In LightBox Live, City Directory occupant records are systematically tagged to help surface historical uses that may be associated with elevated environmental risk. Each listing is classified across two dimensions: property type and business use.
Property type tags distinguish between commercial and residential entries. Listings associated with a business activity are categorized as commercial, while individual listings without a business reference are categorized as residential. If property type cannot be confidently determined, it is left blank. Where an address includes both commercial and residential occupants, it is designated as “mixed” within the default table’s “Property Type” column. These tags provide immediate context for understanding historical land use at a site.

Business use tags, currently including dry cleaner and gas station, are applied to identify operations most commonly associated with environmental risk.

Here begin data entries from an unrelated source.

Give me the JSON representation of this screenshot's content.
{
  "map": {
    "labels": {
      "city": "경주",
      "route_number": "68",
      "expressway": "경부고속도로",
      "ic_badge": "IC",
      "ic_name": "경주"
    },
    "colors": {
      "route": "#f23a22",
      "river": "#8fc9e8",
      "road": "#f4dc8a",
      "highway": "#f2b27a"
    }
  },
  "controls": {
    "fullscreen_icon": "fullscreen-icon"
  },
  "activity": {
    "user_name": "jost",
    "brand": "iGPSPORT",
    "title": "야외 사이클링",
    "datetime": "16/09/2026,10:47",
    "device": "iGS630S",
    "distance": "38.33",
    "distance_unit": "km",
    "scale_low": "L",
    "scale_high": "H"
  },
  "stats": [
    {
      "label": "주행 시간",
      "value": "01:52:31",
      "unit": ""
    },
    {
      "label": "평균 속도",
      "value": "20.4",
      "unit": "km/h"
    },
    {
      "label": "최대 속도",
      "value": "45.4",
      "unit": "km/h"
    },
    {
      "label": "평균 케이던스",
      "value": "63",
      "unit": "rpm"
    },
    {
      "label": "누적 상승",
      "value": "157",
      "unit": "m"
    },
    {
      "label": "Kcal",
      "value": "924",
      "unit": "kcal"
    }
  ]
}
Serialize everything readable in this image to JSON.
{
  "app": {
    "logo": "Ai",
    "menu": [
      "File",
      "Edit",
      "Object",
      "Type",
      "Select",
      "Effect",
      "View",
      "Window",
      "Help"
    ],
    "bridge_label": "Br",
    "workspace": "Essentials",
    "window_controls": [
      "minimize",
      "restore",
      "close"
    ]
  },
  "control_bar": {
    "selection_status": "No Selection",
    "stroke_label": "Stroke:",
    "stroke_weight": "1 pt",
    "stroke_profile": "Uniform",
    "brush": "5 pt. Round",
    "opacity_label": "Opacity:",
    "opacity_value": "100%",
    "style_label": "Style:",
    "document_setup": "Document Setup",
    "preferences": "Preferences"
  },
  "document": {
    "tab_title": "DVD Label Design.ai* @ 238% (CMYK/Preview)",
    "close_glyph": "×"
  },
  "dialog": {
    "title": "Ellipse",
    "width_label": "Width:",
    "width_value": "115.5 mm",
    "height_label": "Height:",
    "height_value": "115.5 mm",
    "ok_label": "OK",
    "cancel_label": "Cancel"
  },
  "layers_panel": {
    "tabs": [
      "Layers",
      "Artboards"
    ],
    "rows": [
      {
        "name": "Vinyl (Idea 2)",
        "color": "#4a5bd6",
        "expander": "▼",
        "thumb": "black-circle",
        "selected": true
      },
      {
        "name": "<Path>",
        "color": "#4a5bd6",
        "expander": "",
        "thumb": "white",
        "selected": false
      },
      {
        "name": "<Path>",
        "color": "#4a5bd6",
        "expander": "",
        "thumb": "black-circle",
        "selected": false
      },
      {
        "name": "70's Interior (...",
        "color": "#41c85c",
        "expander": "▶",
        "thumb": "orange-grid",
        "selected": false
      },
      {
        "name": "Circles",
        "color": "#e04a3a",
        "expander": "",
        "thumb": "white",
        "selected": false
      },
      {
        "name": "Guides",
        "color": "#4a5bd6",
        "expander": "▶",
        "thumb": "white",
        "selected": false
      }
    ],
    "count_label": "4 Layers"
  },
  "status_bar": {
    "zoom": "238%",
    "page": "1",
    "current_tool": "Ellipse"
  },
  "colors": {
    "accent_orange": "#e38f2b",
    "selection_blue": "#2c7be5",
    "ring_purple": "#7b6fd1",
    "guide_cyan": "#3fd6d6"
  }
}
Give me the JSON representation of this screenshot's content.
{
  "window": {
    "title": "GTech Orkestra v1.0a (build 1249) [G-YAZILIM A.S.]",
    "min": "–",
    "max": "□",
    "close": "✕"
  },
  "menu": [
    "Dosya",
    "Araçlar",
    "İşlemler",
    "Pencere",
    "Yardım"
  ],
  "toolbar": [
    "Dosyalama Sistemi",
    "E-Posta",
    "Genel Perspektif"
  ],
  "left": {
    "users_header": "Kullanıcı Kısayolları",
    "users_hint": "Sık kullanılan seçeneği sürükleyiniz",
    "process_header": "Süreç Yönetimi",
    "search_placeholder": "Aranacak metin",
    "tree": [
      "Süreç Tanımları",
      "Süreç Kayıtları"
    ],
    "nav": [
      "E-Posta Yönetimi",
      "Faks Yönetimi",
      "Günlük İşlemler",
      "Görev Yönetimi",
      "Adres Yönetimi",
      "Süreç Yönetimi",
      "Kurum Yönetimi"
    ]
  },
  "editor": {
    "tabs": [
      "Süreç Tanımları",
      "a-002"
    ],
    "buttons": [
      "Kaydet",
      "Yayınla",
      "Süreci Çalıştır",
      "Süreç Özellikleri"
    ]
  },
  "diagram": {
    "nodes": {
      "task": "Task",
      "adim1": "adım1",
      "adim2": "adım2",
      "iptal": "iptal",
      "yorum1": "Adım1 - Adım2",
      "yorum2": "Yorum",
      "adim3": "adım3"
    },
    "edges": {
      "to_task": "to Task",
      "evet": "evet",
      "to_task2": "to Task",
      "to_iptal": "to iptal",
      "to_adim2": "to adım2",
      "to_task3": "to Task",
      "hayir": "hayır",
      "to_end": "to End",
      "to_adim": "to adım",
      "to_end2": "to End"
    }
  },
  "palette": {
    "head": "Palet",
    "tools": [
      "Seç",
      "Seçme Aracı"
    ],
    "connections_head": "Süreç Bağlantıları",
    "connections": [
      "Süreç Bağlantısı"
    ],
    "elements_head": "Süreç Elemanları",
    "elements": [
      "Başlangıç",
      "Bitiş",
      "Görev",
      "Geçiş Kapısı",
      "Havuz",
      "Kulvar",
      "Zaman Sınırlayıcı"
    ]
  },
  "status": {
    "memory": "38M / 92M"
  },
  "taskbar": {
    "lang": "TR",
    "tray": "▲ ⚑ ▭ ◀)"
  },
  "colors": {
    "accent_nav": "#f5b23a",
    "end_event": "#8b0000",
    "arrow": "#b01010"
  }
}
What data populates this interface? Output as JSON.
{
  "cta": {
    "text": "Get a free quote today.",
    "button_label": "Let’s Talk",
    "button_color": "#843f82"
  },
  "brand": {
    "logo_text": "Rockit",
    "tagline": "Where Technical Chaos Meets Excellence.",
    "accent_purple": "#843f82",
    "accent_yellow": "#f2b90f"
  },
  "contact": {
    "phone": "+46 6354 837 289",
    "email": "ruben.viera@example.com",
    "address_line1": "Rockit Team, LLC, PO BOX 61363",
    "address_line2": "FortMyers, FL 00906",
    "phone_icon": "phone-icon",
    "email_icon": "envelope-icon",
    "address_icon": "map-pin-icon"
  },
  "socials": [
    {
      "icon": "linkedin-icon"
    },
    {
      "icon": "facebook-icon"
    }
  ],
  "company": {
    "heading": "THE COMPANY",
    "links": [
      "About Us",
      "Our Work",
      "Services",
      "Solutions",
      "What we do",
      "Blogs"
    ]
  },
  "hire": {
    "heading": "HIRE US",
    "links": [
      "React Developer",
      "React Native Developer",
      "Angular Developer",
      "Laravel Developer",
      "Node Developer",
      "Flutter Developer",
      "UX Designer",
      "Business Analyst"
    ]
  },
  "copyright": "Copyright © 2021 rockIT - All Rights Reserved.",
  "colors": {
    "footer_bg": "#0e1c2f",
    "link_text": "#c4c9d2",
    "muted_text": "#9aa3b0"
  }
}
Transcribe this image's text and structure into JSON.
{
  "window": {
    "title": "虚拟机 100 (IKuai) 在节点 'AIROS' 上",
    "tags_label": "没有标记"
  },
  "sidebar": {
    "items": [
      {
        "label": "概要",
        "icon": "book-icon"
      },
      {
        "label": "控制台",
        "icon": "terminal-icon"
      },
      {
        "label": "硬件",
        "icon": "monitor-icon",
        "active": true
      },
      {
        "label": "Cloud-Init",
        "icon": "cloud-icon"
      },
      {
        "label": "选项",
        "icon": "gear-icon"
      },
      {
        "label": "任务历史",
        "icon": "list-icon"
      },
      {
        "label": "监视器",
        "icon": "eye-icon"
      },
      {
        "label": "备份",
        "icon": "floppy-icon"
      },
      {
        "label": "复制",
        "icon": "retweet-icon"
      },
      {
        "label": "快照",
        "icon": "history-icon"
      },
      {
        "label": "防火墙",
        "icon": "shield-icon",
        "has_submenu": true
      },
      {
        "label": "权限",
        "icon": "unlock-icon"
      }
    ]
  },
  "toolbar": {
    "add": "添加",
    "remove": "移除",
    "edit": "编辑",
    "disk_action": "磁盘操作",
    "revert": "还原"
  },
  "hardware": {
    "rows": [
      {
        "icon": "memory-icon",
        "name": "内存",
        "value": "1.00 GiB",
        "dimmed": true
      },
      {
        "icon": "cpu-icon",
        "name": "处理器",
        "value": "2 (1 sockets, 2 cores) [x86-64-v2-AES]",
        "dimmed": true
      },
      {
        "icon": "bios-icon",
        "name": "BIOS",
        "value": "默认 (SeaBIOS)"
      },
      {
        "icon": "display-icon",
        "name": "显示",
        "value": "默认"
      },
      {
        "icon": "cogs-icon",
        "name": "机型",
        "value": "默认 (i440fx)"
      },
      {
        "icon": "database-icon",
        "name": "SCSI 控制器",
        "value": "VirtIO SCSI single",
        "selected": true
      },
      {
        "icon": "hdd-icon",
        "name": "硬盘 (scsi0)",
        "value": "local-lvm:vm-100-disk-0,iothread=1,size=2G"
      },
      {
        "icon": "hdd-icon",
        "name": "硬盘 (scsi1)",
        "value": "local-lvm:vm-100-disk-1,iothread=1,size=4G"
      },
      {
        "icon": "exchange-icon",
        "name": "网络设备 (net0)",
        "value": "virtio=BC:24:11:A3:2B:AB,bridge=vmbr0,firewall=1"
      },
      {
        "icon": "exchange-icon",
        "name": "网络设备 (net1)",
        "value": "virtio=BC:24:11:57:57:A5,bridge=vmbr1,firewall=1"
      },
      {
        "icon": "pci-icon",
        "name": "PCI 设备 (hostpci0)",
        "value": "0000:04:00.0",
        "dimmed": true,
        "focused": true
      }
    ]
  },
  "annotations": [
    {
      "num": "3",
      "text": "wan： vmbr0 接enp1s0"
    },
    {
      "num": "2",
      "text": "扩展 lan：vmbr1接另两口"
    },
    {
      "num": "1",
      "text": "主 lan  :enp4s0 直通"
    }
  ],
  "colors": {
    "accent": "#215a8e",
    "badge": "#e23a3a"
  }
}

The LightBox Data Team carefully curated and manually trained a large sample set of occupant records, which is used within AI models to evaluate keyword patterns and language context in occupant listings and flag relevant business types, even when terminology varies across directories or time periods. A high-confidence threshold is maintained throughout the process, ensuring that flagged records represent meaningful insights.
To further support accuracy, all AI-generated business use tags are manually reviewed by City Directory researchers. This human-in-the-loop step helps validate model outputs, resolve ambiguous listings, and further reduce false positives.
This approach brings structure and consistency to inherently variable historical data, helping ensure that higher-risk uses are more easily surfaced and enabling environmental professionals to focus attention where it is most warranted within Phase I ESA workflows.